Archaeology at CAERLEON 2010 - The Priory Field Dig
Archaeologists from UCL and Cardiff University continued their explorations of the Priory Field site during August and September 2010... and, as in 2008, visitors were welcome to watch their progress.
The project was directed by Dr. Peter Guest and Dr. Andrew Gardner and supported by Cadw, the National Roman Legion Museum, and many members of the Caerleon community.
In the Summer of 2008 a large rectangular area was dug to a depth of about 30 to 40 cms - just enough to reach the top of the Roman remains - and whet the appetite! It must have been hard for the archaeologists to cover the site with polythene and soil and leave it for two years.
This area of the Roman Fortress was occupied by a military store building - making this the first excavation conducted on such a site in Britain. The finds in the closing weeks of the 2010 dig, when the archaeologists were down to the original floor level of the store rooms, were nothing short of stunning. They are currently being cleaned and examined in the National Museum of Wales laboratories. It is planned that they will be permanently displayed at the Roman Legion Museum, Caerleon.
Visits to the Site
Public tours were available twice daily during the excavation season, which ran from August 9th - September 17th 2010.
Open Days were held on the 28th, 29th and 30th August 2010 with tours, displays of the latest finds and lots of activities for everyone including the chance to take part in a ‘mini-dig’.

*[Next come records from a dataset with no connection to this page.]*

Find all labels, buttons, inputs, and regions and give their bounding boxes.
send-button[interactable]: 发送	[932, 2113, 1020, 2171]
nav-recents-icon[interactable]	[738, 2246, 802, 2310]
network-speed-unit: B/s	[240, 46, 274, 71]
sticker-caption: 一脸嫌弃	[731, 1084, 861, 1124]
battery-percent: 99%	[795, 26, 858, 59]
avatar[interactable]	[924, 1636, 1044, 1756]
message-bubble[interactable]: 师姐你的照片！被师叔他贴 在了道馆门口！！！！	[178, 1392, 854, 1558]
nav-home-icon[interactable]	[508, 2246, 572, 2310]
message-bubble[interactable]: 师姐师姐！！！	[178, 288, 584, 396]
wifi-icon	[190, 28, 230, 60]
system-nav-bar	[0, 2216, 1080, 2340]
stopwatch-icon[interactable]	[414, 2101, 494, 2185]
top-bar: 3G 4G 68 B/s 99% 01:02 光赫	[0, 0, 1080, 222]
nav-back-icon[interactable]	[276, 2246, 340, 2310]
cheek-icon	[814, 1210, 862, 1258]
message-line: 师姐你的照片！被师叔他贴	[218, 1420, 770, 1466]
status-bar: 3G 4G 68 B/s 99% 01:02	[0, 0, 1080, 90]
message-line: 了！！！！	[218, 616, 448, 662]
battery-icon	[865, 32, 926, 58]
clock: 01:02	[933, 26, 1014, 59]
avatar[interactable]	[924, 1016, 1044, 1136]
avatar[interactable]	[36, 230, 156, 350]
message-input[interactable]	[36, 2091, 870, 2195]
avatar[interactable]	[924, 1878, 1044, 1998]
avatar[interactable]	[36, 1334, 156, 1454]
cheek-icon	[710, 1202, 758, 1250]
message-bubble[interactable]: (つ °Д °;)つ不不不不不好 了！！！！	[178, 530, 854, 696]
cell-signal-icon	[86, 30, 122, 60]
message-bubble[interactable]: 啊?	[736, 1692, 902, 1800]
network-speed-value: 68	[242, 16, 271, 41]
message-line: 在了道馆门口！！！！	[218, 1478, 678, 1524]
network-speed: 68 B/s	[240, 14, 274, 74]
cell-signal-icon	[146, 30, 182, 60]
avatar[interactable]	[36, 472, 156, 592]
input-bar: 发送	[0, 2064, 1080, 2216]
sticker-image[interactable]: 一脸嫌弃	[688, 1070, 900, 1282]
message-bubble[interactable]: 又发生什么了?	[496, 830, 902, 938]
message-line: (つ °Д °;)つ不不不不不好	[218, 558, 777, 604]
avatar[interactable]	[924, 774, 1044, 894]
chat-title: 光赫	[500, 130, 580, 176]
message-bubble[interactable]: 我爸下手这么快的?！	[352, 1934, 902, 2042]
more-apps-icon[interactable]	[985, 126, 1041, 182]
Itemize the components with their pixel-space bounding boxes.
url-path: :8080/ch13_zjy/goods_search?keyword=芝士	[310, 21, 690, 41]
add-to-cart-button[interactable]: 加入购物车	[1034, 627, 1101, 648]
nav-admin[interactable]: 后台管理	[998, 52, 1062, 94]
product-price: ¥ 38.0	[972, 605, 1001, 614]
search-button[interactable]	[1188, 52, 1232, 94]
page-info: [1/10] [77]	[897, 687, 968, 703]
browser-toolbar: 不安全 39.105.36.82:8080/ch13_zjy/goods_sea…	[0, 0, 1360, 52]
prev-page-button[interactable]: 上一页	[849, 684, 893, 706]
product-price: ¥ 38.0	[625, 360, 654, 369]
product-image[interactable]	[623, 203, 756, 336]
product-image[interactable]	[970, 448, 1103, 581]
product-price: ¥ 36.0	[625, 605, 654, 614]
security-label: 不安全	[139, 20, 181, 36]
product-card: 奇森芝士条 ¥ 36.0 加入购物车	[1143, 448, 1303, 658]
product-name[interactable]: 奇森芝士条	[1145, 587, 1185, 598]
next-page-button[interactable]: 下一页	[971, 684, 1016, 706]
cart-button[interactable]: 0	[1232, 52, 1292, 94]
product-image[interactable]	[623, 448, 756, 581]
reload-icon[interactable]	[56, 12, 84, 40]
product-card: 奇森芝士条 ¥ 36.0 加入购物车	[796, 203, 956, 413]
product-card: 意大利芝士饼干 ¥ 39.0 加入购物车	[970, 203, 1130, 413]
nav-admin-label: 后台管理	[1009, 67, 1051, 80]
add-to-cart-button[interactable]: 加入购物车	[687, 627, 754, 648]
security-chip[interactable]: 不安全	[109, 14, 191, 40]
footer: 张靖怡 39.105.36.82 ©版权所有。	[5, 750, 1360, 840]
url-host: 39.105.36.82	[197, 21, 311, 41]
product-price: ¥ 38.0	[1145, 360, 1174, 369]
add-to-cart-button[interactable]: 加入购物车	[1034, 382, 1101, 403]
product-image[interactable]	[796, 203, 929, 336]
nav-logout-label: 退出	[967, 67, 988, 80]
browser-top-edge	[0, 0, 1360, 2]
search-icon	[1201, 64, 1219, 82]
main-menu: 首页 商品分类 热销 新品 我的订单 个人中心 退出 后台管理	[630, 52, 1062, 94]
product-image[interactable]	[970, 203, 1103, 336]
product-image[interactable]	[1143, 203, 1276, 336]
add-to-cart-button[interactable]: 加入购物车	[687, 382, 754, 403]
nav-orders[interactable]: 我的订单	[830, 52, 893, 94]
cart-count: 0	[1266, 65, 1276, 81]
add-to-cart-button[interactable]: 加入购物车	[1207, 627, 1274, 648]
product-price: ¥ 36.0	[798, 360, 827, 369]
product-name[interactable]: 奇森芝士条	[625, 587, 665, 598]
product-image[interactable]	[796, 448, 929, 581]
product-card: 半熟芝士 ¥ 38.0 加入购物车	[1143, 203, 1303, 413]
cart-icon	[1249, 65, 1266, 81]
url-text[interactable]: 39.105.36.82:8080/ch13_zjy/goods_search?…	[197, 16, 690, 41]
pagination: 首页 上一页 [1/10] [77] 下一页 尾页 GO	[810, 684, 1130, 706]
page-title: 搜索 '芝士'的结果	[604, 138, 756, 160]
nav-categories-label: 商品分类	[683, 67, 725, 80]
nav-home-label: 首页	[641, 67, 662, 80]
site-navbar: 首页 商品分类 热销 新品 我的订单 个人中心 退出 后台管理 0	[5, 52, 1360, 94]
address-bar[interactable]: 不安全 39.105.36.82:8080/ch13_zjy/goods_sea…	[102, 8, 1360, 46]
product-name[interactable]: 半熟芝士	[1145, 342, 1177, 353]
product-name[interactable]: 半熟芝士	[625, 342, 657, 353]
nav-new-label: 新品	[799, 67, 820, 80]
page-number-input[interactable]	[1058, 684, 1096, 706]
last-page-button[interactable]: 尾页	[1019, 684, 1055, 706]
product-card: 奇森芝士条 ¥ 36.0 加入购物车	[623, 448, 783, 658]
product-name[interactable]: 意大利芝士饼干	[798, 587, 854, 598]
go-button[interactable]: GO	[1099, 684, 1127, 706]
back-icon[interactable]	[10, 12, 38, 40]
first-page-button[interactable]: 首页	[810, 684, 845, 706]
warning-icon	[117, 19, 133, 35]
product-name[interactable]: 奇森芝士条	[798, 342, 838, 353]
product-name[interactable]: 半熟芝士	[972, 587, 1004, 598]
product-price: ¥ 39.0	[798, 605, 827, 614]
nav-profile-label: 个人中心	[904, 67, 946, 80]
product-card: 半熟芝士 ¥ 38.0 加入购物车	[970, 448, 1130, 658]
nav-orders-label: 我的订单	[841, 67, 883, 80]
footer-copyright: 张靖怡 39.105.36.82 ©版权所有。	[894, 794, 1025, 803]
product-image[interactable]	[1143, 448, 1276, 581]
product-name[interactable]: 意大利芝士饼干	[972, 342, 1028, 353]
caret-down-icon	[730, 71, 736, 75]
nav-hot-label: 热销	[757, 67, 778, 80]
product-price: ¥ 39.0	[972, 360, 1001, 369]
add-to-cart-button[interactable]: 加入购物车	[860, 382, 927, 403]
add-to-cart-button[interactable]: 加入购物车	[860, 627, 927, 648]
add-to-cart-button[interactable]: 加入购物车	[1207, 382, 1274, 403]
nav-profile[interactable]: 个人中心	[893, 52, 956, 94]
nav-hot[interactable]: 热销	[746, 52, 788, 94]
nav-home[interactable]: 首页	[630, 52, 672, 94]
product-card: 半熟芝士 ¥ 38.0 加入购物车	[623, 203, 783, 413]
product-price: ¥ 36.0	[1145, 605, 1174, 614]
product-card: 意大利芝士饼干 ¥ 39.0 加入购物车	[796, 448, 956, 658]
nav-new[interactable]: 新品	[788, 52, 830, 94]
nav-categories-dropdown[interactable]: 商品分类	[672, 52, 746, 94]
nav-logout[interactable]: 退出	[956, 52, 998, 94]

The first stage involved clearing the infill over a section of the 2008 excavation and extending the dig by removing the topsoil of an area to the north-west. The excavation area was extended to explore beyond the late Roman paved area found in the corner of the previous excavation.
Please click on pictures for enlargements...
Removing the infill down to plastic sheeting covering the area exposed in the 2008 excavation - August 9th.
Washing the finds - August 26th
Follow this link to see some of the finds
The excavation team now includes the students involved in the first 4 weeks and last 4 weeks of the 6 week dig - August 31st.
View from the top of the spoil heap. See annotated picture right... click to view larger image. Sept 2nd.
At the base of the foundations were large flat slabs laid on cobbles, Sept 2nd. The stone robbers do not seem to have been interested in these. Sept 2nd.
Notice the tent over room 2 where Dr Andrew Gardner records they are "revealing a scatter of military equipment. This seems to include some highly corroded iron objects which may have been scrapped and abandoned, and then fallen onto the floor. As well as being intrinsically interesting, the way the finds have come to rest should tell us a lot about the history of this room." See the Dig Blog September 7th.
In the Dig Blog Dr Peter Guest reports that the deposits in rooms 1 and 2 "are producing large quantities of finds, especially iron and copper alloy objects as well as pottery and animal bone. The metal artefacts include some fabulous examples of Roman military equipment, such as scabbard chapes, belt plates, strap-ends and harness pendants, together with large lumps of iron which may need to be lifted in blocks and excavated later in the conservation laboratories. The coins we are finding still include later 3rd and 4th century bronze issues, but now we are beginning to recover more early coins including several silver denarii of the 1st and 2nd centuries. So, after almost 10 weeks of digging in 2008 and 2010 we are firmly within the Roman period and revealing lots of new information about Caerleon almost 2,000 years ago – amazing!" September 7th.
Heavy drizzle closed in. The lucky ones were in the tent over room 2 - they were dry and recovering interesting finds! September 9th.
Room 2 - with tent removed. Among the amazing finds in this room were what may amount to several items of armour (see picture, right). The room has been excavated in 4 rectangular pits. The remaining dividing, unexcavated, parts are left so that the archaeologists have a visual record (as well as the ongoing records kept) of the different layers of activity.
Some of the armour finds. Notice the small relief head on the larger piece in the lower left of the picture. The curators and conservators from the National Museum of Wales assisted in block-lifting the objects and surrounding soil. The objects will now be 'excavated' in the museum's labs - a painstakingly slow process - but the results will make it all worth while.